Exercise 5.2 -Homage

I was intrigued by the Victor Burgin quotation in the course notes, I am referring to the universally familiar phenomenon of looking at one image and having another image spontaneously come to mind.’  because it happened to me when I first saw the Karsh portrait of Georgia O’Keefe.

I had no idea at the time why images of Antelope Canyon came to mind so strongly, so it is worth taking a couple of sentences to explore. I think the first connection was with textures, the texture of the canyon wall is reflected in the adobe wall behind the subject. There is also the slender grace of her pose, small in frame, which reflects the space between the canyon walls. The lighting in both images is strong and directional. Finally, there may be a subliminal message in the skull and antlers high on the wall. If I did not know the name of the canyon, would I have made the same connection?

You may already have taken some homage photography where you’ve not tried to hide the original inspiration but rather celebrated it. Refer back to your personal archive and add one or two to your learning log together with a short caption to provide a context for the shot.  (EYV course notes p108)

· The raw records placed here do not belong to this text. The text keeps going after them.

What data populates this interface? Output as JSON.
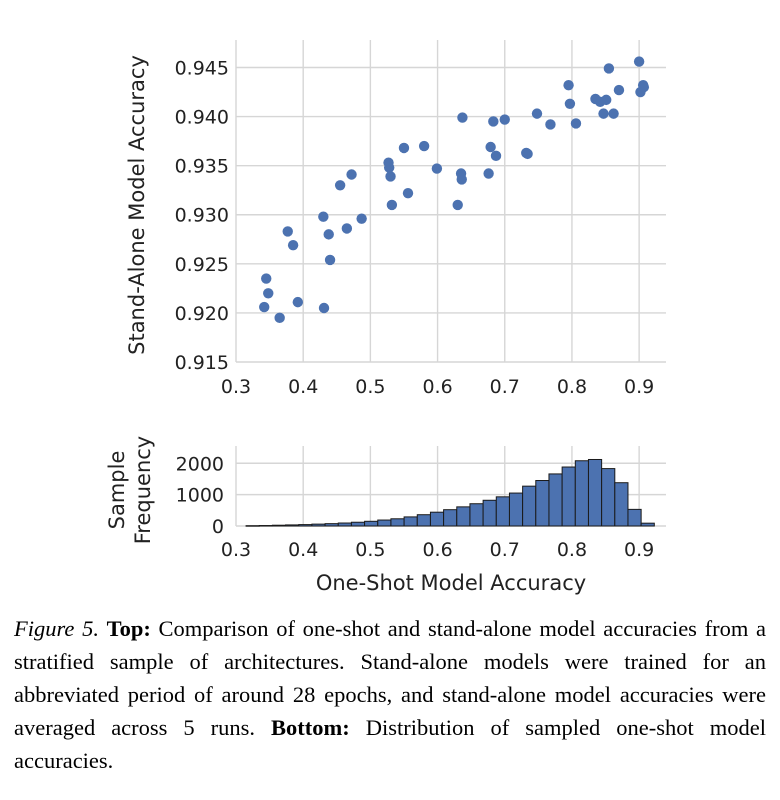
{
  "chart_data": [
    {
      "type": "scatter",
      "xlabel": "",
      "ylabel": "Stand-Alone Model Accuracy",
      "xlim": [
        0.3,
        0.94
      ],
      "ylim": [
        0.915,
        0.9478
      ],
      "xticks": [
        "0.3",
        "0.4",
        "0.5",
        "0.6",
        "0.7",
        "0.8",
        "0.9"
      ],
      "yticks": [
        "0.915",
        "0.920",
        "0.925",
        "0.930",
        "0.935",
        "0.940",
        "0.945"
      ],
      "grid": true,
      "color": "#4c72b0",
      "points": [
        [
          0.342,
          0.9206
        ],
        [
          0.345,
          0.9235
        ],
        [
          0.348,
          0.922
        ],
        [
          0.365,
          0.9195
        ],
        [
          0.377,
          0.9283
        ],
        [
          0.385,
          0.9269
        ],
        [
          0.392,
          0.9211
        ],
        [
          0.43,
          0.9298
        ],
        [
          0.431,
          0.9205
        ],
        [
          0.438,
          0.928
        ],
        [
          0.44,
          0.9254
        ],
        [
          0.455,
          0.933
        ],
        [
          0.465,
          0.9286
        ],
        [
          0.472,
          0.9341
        ],
        [
          0.487,
          0.9296
        ],
        [
          0.527,
          0.9353
        ],
        [
          0.528,
          0.9348
        ],
        [
          0.53,
          0.9339
        ],
        [
          0.532,
          0.931
        ],
        [
          0.55,
          0.9368
        ],
        [
          0.556,
          0.9322
        ],
        [
          0.58,
          0.937
        ],
        [
          0.599,
          0.9347
        ],
        [
          0.63,
          0.931
        ],
        [
          0.635,
          0.9342
        ],
        [
          0.636,
          0.9336
        ],
        [
          0.637,
          0.9399
        ],
        [
          0.676,
          0.9342
        ],
        [
          0.679,
          0.9369
        ],
        [
          0.683,
          0.9395
        ],
        [
          0.687,
          0.936
        ],
        [
          0.7,
          0.9397
        ],
        [
          0.732,
          0.9363
        ],
        [
          0.734,
          0.9362
        ],
        [
          0.748,
          0.9403
        ],
        [
          0.768,
          0.9392
        ],
        [
          0.795,
          0.9432
        ],
        [
          0.797,
          0.9413
        ],
        [
          0.806,
          0.9393
        ],
        [
          0.835,
          0.9418
        ],
        [
          0.842,
          0.9415
        ],
        [
          0.847,
          0.9403
        ],
        [
          0.851,
          0.9417
        ],
        [
          0.855,
          0.9449
        ],
        [
          0.862,
          0.9403
        ],
        [
          0.87,
          0.9427
        ],
        [
          0.9,
          0.9456
        ],
        [
          0.902,
          0.9425
        ],
        [
          0.906,
          0.9432
        ],
        [
          0.907,
          0.943
        ]
      ]
    },
    {
      "type": "bar",
      "xlabel": "One-Shot Model Accuracy",
      "ylabel": "Sample Frequency",
      "ylabel_lines": [
        "Sample",
        "Frequency"
      ],
      "xlim": [
        0.3,
        0.94
      ],
      "ylim": [
        0,
        2550
      ],
      "xticks": [
        "0.3",
        "0.4",
        "0.5",
        "0.6",
        "0.7",
        "0.8",
        "0.9"
      ],
      "yticks": [
        "0",
        "1000",
        "2000"
      ],
      "grid": true,
      "color": "#4c72b0",
      "bin_start": 0.315,
      "bin_width": 0.0196,
      "values": [
        10,
        15,
        25,
        35,
        45,
        60,
        75,
        95,
        120,
        150,
        190,
        230,
        290,
        360,
        440,
        520,
        610,
        710,
        820,
        930,
        1050,
        1270,
        1450,
        1660,
        1880,
        2080,
        2120,
        1830,
        1380,
        530,
        90
      ]
    }
  ],
  "caption": {
    "figure_label": "Figure 5.",
    "top_label": "Top:",
    "top_text": " Comparison of one-shot and stand-alone model accuracies from a stratified sample of architectures. Stand-alone models were trained for an abbreviated period of around 28 epochs, and stand-alone model accuracies were averaged across 5 runs.",
    "bottom_label": "Bottom:",
    "bottom_text": " Distribution of sampled one-shot model accuracies."
  }
}
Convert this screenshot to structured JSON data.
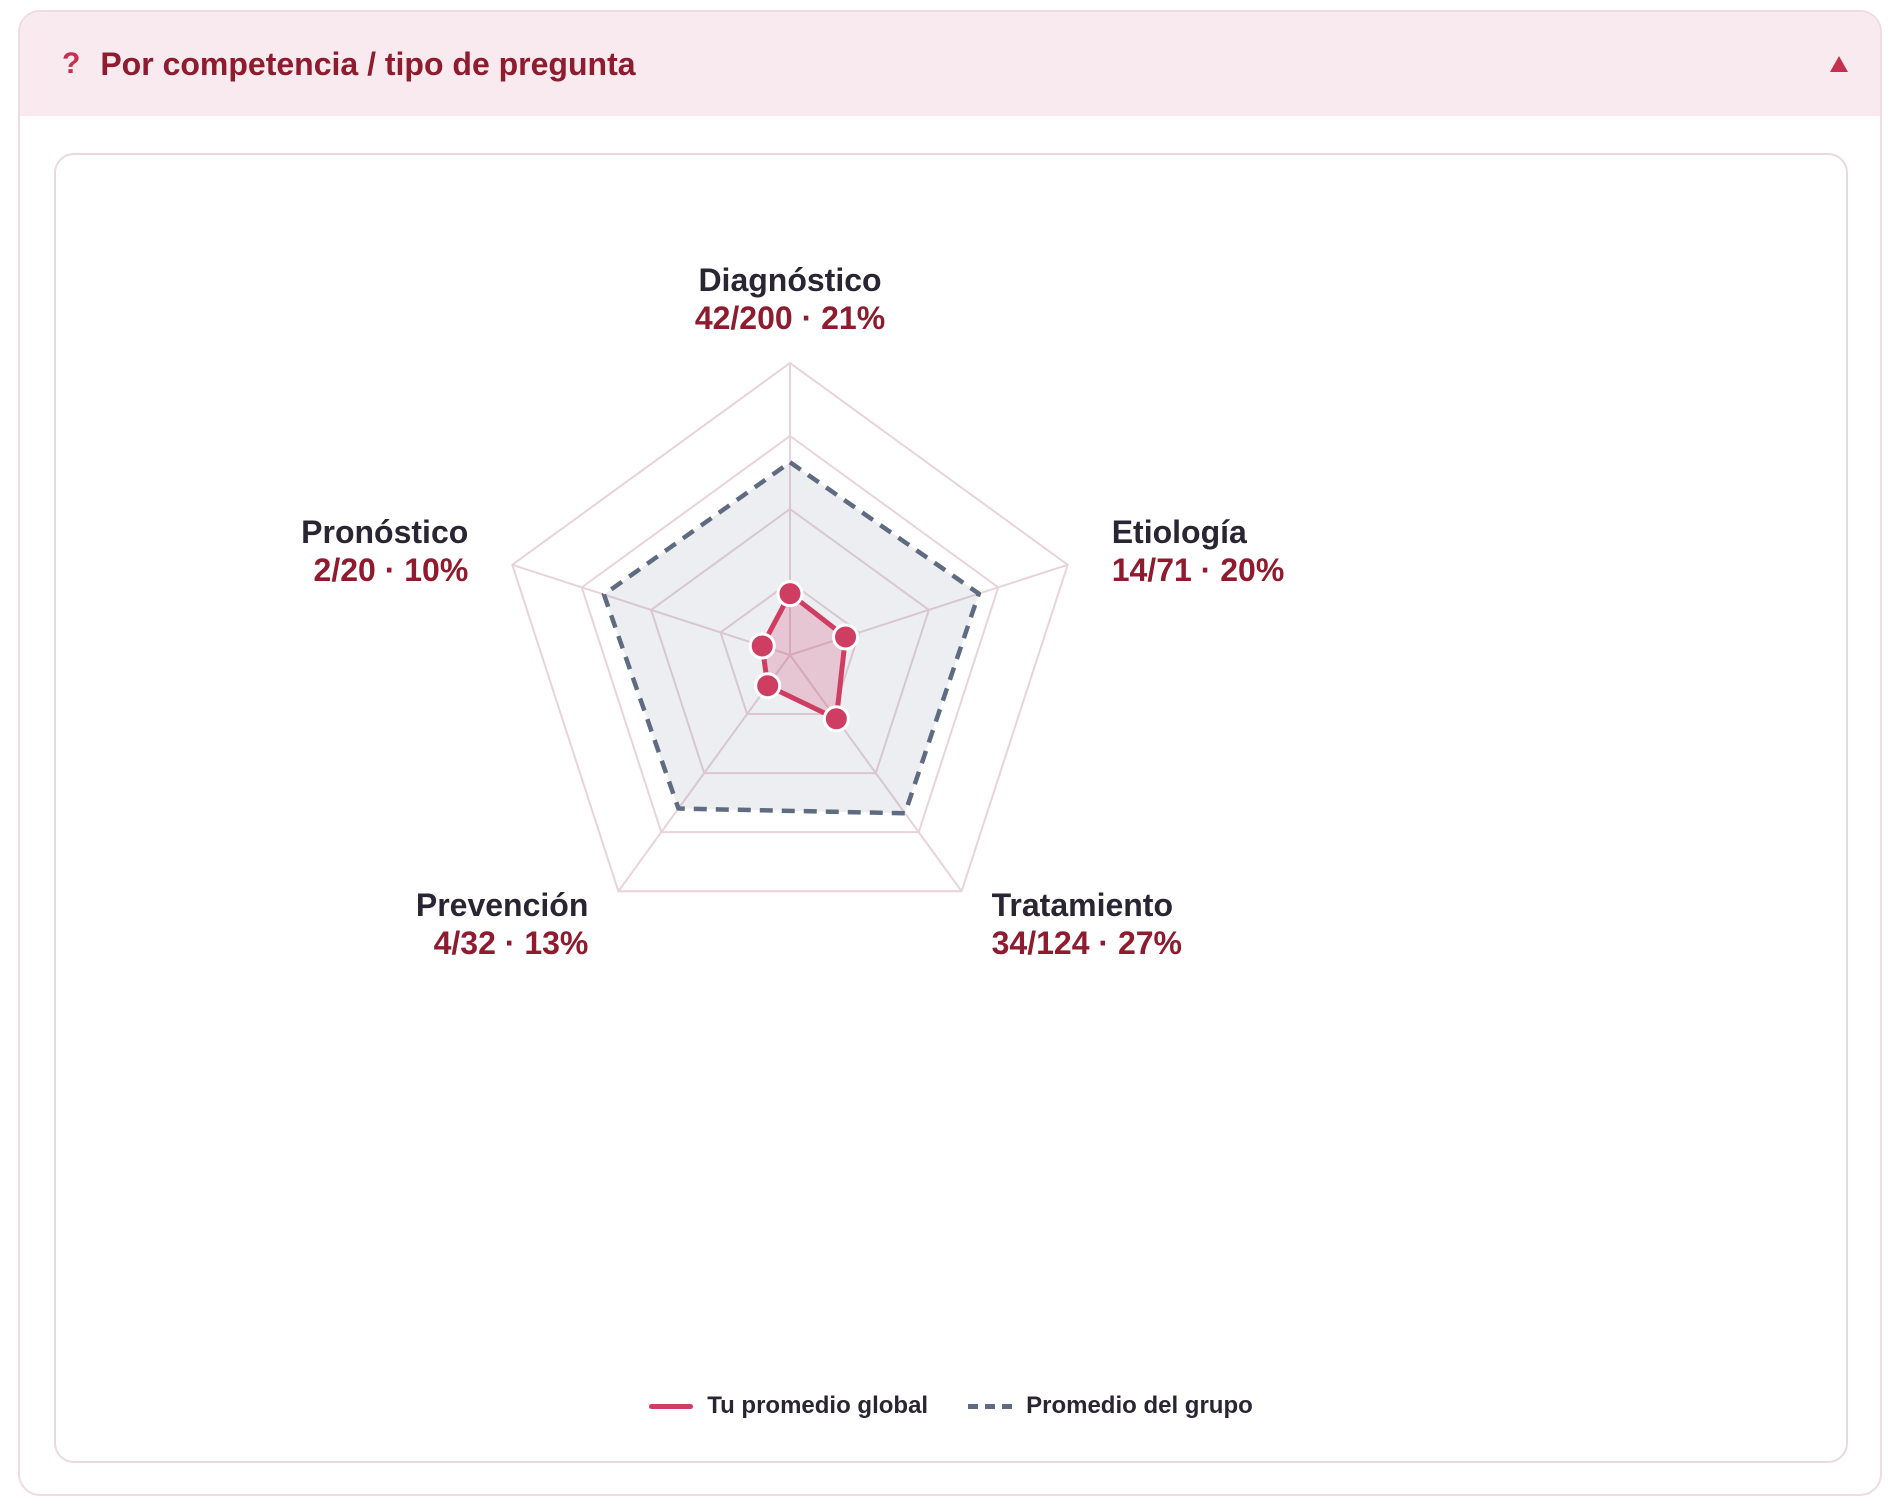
{
  "header": {
    "icon": "question-mark-icon",
    "icon_glyph": "?",
    "title": "Por competencia / tipo de pregunta",
    "collapse_icon": "triangle-up-icon"
  },
  "chart_data": {
    "type": "radar",
    "title": "",
    "axes": [
      {
        "name": "Diagnóstico",
        "label": "42/200 · 21%",
        "correct": 42,
        "total": 200
      },
      {
        "name": "Etiología",
        "label": "14/71 · 20%",
        "correct": 14,
        "total": 71
      },
      {
        "name": "Tratamiento",
        "label": "34/124 · 27%",
        "correct": 34,
        "total": 124
      },
      {
        "name": "Prevención",
        "label": "4/32 · 13%",
        "correct": 4,
        "total": 32
      },
      {
        "name": "Pronóstico",
        "label": "2/20 · 10%",
        "correct": 2,
        "total": 20
      }
    ],
    "range": [
      0,
      100
    ],
    "grid_levels": [
      25,
      50,
      75,
      100
    ],
    "series": [
      {
        "name": "Tu promedio global",
        "values": [
          21,
          20,
          27,
          13,
          10
        ],
        "color": "#d03d63",
        "style": "solid",
        "markers": true
      },
      {
        "name": "Promedio del grupo",
        "values": [
          66,
          68,
          67,
          65,
          67
        ],
        "color": "#5f6b80",
        "style": "dashed",
        "markers": false
      }
    ],
    "legend": {
      "position": "bottom-center"
    }
  },
  "colors": {
    "accent": "#d03d63",
    "title": "#8e1b2e",
    "header_bg": "#f8eaee",
    "grid": "#e9d3d9",
    "group": "#5f6b80"
  }
}
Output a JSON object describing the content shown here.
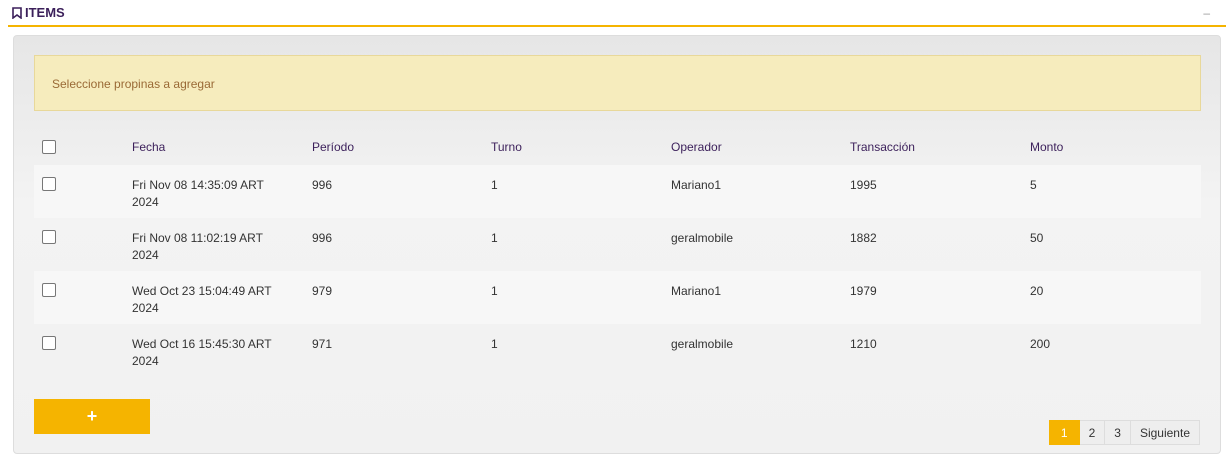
{
  "header": {
    "title": "ITEMS",
    "icon": "bookmark-icon",
    "minimize": "–"
  },
  "alert": "Seleccione propinas a agregar",
  "table": {
    "columns": [
      "Fecha",
      "Período",
      "Turno",
      "Operador",
      "Transacción",
      "Monto"
    ],
    "rows": [
      [
        "Fri Nov 08 14:35:09 ART 2024",
        "996",
        "1",
        "Mariano1",
        "1995",
        "5"
      ],
      [
        "Fri Nov 08 11:02:19 ART 2024",
        "996",
        "1",
        "geralmobile",
        "1882",
        "50"
      ],
      [
        "Wed Oct 23 15:04:49 ART 2024",
        "979",
        "1",
        "Mariano1",
        "1979",
        "20"
      ],
      [
        "Wed Oct 16 15:45:30 ART 2024",
        "971",
        "1",
        "geralmobile",
        "1210",
        "200"
      ]
    ]
  },
  "add_label": "+",
  "pager": {
    "pages": [
      "1",
      "2",
      "3"
    ],
    "active": "1",
    "next": "Siguiente"
  },
  "colors": {
    "accent": "#f5b400",
    "alert_bg": "#f6ecbd",
    "heading": "#3b1f5a"
  }
}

The mono image of the girl with a Voigtländer Brillant connected with me because it is an unusual sort of portrait and because I like old cameras. This is one of the few times that I have made a conscious attempt to emulate a photograph I have seen. With my image of Victoria we used a Rolleicord and went for an informal pose; the lotus position fills the frame better when the background is bland. The early shots from the sequence had her looking down into the viewfinder, but I prefer this one where I asked her to glance up at me. The judge at my camera club liked it as well, and it won the portrait competition that year.

During the EYV course I have attempted to emulate photographers in two of the assignments. Assignment 2 was a blatant tip of the hat to the Bechers. In Assignment 4, I was influenced by Rut Blees Luxemburg’s night-time intimate cityscapes.